As long as you can explain your decision in positive terms -- whether it's how you have been spending your time while not working or what you have learned from your survival job -- you don't need to worry much about employers' opinions.
"How do you explain what you gained from doing it, and why you did it?" says Ken Soper, a career counselor in Grand Rapids, Michigan.
Instead, focus on your own situation -- beginning with finances.
"Some people are very close to the edge" financially, Vincent says. If you can't put food on the table or fear you might lose your home, then you shouldn't hesitate to take a paying job.
Factors for Your Decision
On the other hand, Vincent said she sees some people who have been job hunting only a few weeks and think they should take any job that's offered, even if they have the money to search longer. That can be a mistake as well.
When weighing whether to take a survival job, consider these advantages:
- It shows your character. "It will say something about your values and how hard a worker you are -- you're willing to do what needs to be done," Soper says.
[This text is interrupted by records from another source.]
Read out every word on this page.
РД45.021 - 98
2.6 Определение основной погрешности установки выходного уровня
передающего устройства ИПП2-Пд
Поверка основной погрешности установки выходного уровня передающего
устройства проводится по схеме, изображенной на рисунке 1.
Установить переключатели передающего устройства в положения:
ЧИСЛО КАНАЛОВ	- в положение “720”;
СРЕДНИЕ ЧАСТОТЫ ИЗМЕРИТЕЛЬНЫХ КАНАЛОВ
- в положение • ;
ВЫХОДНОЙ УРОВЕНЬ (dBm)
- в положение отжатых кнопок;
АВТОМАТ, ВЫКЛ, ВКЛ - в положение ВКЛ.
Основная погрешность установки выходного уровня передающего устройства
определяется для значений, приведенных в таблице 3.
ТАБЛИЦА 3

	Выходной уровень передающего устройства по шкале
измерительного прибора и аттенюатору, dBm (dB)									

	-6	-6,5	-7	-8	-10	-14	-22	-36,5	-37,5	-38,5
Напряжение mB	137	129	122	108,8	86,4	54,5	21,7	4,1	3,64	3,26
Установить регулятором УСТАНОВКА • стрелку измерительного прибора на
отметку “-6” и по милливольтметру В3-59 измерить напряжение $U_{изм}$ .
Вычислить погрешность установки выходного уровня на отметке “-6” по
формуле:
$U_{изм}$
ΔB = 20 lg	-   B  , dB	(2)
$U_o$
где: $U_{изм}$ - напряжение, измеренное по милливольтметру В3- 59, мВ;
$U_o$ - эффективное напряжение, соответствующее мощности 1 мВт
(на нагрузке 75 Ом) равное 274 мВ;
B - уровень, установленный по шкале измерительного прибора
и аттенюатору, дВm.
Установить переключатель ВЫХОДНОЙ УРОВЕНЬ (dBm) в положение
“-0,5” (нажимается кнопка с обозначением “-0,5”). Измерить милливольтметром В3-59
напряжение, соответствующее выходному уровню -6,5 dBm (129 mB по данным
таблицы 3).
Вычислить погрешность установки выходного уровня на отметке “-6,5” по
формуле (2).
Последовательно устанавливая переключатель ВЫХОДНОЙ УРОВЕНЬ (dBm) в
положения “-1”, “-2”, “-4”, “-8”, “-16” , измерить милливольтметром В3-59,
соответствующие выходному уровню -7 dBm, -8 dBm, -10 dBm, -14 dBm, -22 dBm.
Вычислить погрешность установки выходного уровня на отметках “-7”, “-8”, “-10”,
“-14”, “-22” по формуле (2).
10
- It expands your horizons. "Sometimes it opens up opportunities that you would never have considered," Vincent says.
- It slows the financial bleeding.
Weigh them against these disadvantages:
- It will slow your search for a better job. It takes time and energy to look for a job, and working will cut into both. Consider how you will carve out time to continue your job search.
- It could halt your search altogether. "You don't want to get a false sense of security" and stop looking for the job you really want, Vincent says.
- It may not pay enough to make it worth your time. A commission-only job, for example, may feel good because it gives you something to do. But selling things in a down economy is tough, and you may expend a lot of time and energy without really helping your financial situation.